Brussels defuses threat of 'fair value' demands
Changes to controversial fair value accounting rules will be left to the accounting rulemakers, European officials said yesterday after a meeting that defused the threat of political intervention. Mounting pressure to ease fair value, which requires companies to mark most of their financial holdings at their current market value, had led to suggestions the European Commission could "carve out" sections of the current rules or even form its own rulemaker.
European Union accounting is set by the International Accounting Standards Board, whose rules are followed, or are being adopted, by more than 100 countries. Yesterday the Brussels meeting, comprised of Commission officials, regulators, banking and insurance representatives, investors and accountants, drew up a modest list of issues that it would like the IASB to consider but stopped well short of the high pressure for immediate action that some had expected.
"Everyone stressed the importance of a solution at a global level," said one par-ticipant afterwards.
Others agreed the meeting had in effect buried any suggestion of a European "carve-out" of the IASB's rules or the creation of a new regional standard-setter - fears that had surfaced publicly beforehand. "There was a very positive outcome, with unanimous support for working within the IASB framework and in line with proper due process," said a spokesman for Charlie McCreevy, EU internal market commissioner.

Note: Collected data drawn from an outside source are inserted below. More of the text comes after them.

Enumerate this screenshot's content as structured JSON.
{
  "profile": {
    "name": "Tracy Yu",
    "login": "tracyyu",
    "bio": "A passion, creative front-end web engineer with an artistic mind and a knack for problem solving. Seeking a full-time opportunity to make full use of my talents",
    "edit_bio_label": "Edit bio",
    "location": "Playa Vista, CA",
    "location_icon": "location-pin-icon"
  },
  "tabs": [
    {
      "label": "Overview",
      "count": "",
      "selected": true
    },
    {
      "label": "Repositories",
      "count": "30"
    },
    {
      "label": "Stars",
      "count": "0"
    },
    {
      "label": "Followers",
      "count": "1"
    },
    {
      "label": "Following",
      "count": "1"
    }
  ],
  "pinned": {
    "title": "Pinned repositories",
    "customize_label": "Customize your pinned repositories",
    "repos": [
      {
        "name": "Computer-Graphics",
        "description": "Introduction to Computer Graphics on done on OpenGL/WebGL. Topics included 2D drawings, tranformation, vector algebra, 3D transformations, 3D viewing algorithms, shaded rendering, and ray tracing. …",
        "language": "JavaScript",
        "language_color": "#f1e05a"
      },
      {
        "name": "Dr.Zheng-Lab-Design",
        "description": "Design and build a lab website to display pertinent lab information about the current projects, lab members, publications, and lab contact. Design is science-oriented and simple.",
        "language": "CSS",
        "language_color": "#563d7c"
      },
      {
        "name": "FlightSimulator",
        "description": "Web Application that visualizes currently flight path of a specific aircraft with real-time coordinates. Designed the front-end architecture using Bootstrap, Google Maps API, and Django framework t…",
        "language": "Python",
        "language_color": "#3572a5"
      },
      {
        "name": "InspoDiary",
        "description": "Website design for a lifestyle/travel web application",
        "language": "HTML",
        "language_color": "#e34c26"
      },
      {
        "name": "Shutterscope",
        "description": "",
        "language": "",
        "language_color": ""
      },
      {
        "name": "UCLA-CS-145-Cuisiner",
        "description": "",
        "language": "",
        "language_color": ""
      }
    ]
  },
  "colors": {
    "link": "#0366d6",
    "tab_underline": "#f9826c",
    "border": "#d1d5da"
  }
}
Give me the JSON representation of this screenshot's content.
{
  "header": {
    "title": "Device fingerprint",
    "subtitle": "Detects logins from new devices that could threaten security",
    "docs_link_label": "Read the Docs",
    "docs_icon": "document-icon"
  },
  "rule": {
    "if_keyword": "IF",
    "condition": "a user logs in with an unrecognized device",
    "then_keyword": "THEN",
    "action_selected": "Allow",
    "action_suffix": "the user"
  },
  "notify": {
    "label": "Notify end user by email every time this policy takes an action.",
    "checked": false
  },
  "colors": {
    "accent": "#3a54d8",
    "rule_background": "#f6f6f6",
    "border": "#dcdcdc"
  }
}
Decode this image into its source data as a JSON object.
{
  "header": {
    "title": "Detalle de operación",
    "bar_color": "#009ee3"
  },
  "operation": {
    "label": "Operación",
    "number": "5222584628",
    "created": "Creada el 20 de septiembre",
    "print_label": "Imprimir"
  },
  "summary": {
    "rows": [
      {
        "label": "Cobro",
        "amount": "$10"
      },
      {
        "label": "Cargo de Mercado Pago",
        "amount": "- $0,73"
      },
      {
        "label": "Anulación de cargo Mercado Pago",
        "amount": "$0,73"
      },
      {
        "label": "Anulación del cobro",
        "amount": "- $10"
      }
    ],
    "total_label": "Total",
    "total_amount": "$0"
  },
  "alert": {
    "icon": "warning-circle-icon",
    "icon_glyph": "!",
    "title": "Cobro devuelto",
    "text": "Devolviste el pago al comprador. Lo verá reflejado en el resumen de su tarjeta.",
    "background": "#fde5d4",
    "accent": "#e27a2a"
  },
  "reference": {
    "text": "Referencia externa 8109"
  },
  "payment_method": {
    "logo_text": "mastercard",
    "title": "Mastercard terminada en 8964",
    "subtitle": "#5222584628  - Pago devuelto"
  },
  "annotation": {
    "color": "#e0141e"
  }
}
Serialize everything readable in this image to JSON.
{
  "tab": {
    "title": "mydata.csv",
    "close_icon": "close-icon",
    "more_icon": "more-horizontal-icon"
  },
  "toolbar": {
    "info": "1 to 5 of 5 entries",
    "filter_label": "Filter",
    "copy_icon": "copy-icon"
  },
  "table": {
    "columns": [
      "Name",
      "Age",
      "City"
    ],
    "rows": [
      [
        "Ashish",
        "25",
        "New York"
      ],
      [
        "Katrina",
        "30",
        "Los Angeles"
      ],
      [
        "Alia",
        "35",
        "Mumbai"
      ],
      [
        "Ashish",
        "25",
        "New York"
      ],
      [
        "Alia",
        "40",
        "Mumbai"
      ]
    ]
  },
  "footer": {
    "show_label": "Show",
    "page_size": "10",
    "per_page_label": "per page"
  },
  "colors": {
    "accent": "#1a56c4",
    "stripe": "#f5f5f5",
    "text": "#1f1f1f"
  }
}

Last week the IASB eased its fair value rules to align them with US generally accepted accounting principles (GAAP) following pressure from Brussels and a number of banks and insurers. The market seizures of the past year have forced financial institutions to write down billions in the value of their assets, hitting profits and undermining their capital reserves.
The commission will still pursue with the IASB further changes to the rules. Areas likely to be considered include allowing financial institutions to reclassify assets containing embedded derivatives from being marked at fair value to "amortised cost", which would ignore further violent market swings and smooth out their impact on reported profits and capital reserves.
However, this will be done through the IASB's regular processes and not be sought on an emergency basis as were last week's changes, which come into effect for third-quarter accounts that close at the end of this month. Any new changes could instead be brought in for year-end, but not sooner. Earlier this week the IASB and its US counterpart, the Financial Accounting Standards Board, agreed to set up a joint global advisory group to examine accounting issues thrown up by the credit crunch and was expected soon to announce high-profile appointees.